Sesaat kemudian, ia membalas dengan singkat dan menjengkelkan: Aku mau kamu, Sayang.
Tak pelak, pikiranku menjadi kacau. Aku kehilangan konsetrasi pada pekerjaanku. Aku tak bisa lagi fokus pada urusan berkas keuangan perusahaan di atas mejaku. Hingga akhirnya, kekalutanku buyar setelah Hardi, seorang pegawai baru di kantorku, yang bekerja di bagian penjualan, datang kepadaku untuk menyampaikan laporannya.
“Hai, ini laporan untuk performa penjualan seminggu ini. Aku harap, kau tidak menemukan masalah,” terangnya, santai, dengan sapaan sederajat, sebagaimana pintaku, sebab kami memang sepantaran.
Aku pun berusaha tampil seperti biasa, dan mulai mengamati laporannya baik-baik. Setelah beberapa saat, aku pun menanggapinya, “Kinerja kalian baik,” kataku, lalu menyodorkan kembali berkas laporannya. “Seminggu ke depan, tolong sampaikan lagi laporan penjualan kalian kepadaku.”
Sambil tersenyum, ia pun mengambil kembali berkasnya. “Baik,” katanya, kemudian menyinggung keadaanku, “Kau tampak kurang bersemangat hari ini. Apa kau ada masalah?”

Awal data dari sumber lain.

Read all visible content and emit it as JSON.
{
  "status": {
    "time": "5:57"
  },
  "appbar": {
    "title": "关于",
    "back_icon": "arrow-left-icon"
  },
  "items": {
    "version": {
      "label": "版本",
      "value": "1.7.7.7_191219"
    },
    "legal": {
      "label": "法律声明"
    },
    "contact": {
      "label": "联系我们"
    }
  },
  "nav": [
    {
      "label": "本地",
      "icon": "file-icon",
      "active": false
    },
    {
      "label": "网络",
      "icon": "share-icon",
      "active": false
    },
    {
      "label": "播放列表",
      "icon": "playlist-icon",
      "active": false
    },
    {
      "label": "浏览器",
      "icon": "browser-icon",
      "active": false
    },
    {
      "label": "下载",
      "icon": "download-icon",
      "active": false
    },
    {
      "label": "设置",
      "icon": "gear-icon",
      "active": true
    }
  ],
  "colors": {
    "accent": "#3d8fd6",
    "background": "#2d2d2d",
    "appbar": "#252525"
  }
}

Aku lekas menggeleng. “Tidak ada apa-apa. Aku baik-baik saja, kok,” elakku, lantas merekahkan senyuman terpaksa.
Ia pun mengangguk-angguk maklum dengan bibir manyun, “Baiklah kalau begitu. Sampai jumpa, Nyonya,” pungkasnya, bermaksud bercanda, kemudian berbalik dan pergi.
Aku sontak tertawa pendek atas sikapnya yang disantun-santunkan, sebab kami tak lain adalah dua orang bertetangga, yang tinggal di antara dua bangunan kos-kosan yang saling berhadapan, dan kerap bertemu di luar jam kerja, di sekitar lingkungan kos-kosan kami.

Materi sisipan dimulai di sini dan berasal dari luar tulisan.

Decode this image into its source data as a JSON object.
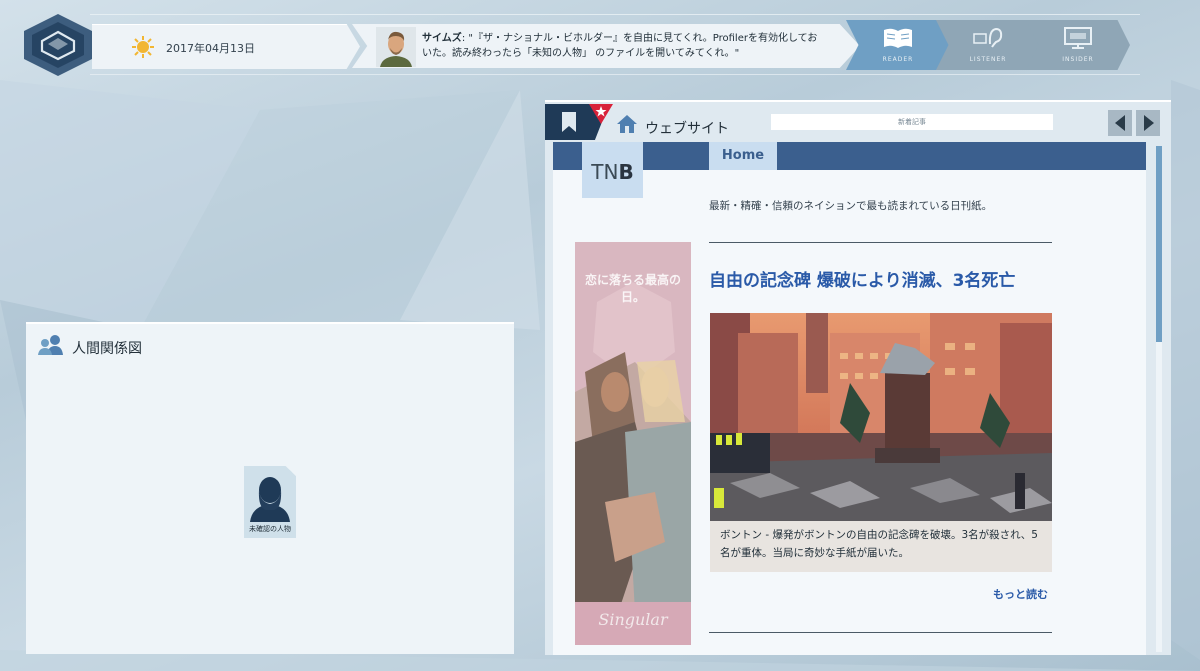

Tak lama kemudian, jam kerja pun selesai. Tanpa menunda waktu, aku segera meninggalkan kantor dan bergegas untuk pulang. Aku jadi tak sabar untuk segera sampai di kamarku, kemudian mencari kamera tersembunyi milik sang peneror. Aku ingin cepat-cepat menghentikan kegilaannya, dan mulai berupaya untuk mengungkap sosoknya.
Namun di awal perjalanan pulang, setelah aku menapaki lorong menuju ke pinggir jalan untuk menumpang taksi, tiba-tiba, seseorang menjambret tasku. Sontak, aku berteriak meminta tolong, hingga dua orang lelaki datang dan mencoba mengejar sang penjambret. Tetapi sayang, sang penjambret telah berlari jauh entah ke mana, dan aku hanya berharap pada keajaiban agar tasku bisa kembali.

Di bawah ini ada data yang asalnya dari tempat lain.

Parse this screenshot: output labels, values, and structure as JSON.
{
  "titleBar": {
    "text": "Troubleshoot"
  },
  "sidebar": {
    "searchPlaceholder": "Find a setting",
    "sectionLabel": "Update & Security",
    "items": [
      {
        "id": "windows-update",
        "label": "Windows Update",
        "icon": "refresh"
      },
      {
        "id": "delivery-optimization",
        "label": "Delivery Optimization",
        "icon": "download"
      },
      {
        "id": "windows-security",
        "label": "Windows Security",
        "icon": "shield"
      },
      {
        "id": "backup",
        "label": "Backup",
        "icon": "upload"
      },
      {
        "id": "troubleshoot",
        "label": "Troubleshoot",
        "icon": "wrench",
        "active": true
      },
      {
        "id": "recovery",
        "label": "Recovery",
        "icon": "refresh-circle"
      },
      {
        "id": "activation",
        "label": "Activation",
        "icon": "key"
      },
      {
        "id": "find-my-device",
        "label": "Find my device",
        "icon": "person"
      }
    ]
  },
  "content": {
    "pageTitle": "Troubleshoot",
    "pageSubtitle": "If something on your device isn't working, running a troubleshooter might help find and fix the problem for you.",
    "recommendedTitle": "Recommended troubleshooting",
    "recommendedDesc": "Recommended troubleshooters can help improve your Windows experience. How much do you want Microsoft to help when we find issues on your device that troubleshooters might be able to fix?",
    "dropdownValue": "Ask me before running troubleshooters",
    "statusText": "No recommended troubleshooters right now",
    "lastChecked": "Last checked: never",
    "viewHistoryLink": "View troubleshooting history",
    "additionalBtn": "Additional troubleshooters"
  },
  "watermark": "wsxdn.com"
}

Tetapi akhirnya, doaku terkabul. Sesaat kemudian, Hardi muncul di ujung lorong, lantas menghampiriku sambil menenteng tasku yang baru saja hilang. Aku pun merasa sangat senang dan terkesan.
“Terima kasih,” kataku, setelah mendapatkan kembali tas tersebut.
“Sama-sama,” balasnya, sambil tersenyum. “Lain kali, kalau kau sedang berjalan di tempat yang sepi, kau harus lebih berhati-hati dan konsentrasi.”
Aku pun menganggukan nasihatnya dengan perasaan yang sedikit tersinggung.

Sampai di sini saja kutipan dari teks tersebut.